Entre el humo del té caliente que me hacía acordar los diferentes dojos de mis prácticas de Zen y las ceremonias continuas la tarde pasaba, y en mí no existía la mínima posibilidad de dejar los Himalayas.
Sin embargo, una extraña experiencia me obligó a volver al Sur donde había nacido, luego de tomar los votos e iniciación de Boddhisattva.

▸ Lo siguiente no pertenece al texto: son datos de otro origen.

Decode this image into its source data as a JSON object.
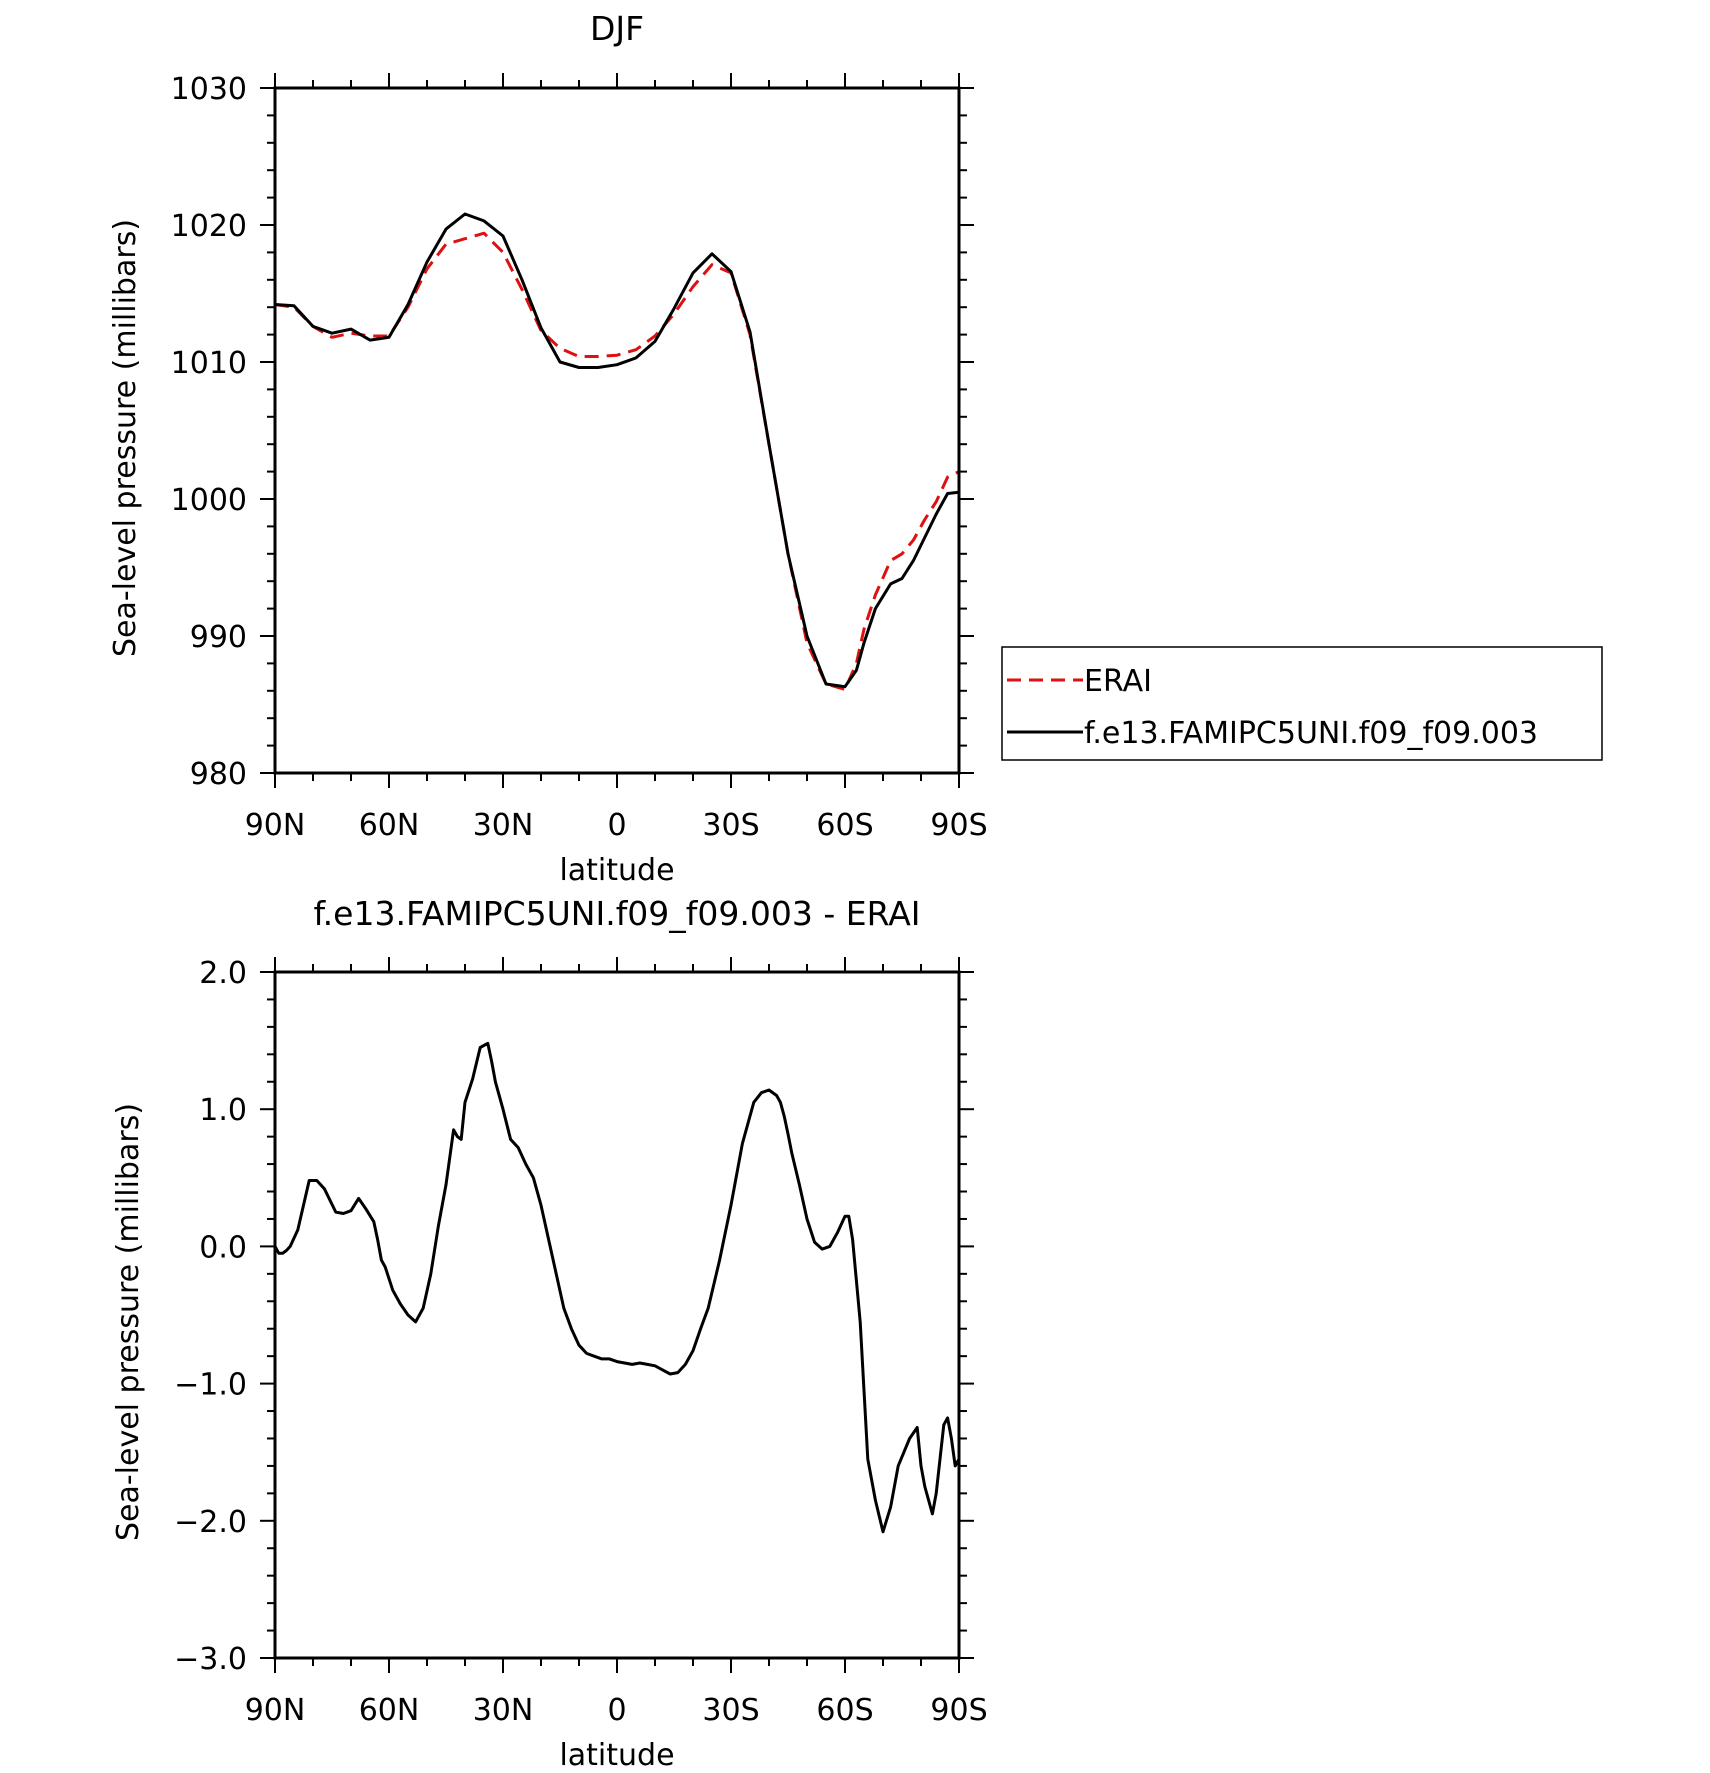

Dharmachari Swami Maitreyananda fue inciado en la escuela Gelupa por el geshe Lobsang Tulsrin, recibió las bendiciones de Lama Donen y fue invitado por SuSantidad el Dalai Lama para tener una entrevista personal y recibir su bendición a su residencia particular en Mc Cleo Ganj encima de Dharmasala, en los Himalayas donde reside el gobierno en Exilio del Tibet. Las fotos de este encuentro han sido sacadas por Swamini Dayananda, presidente de la Federación Internacional de Yoga. Dharmchari Swami Maitreyananda visito varios veces Dharmasala estudiando meditación y budismo en la Libreria Tibetana.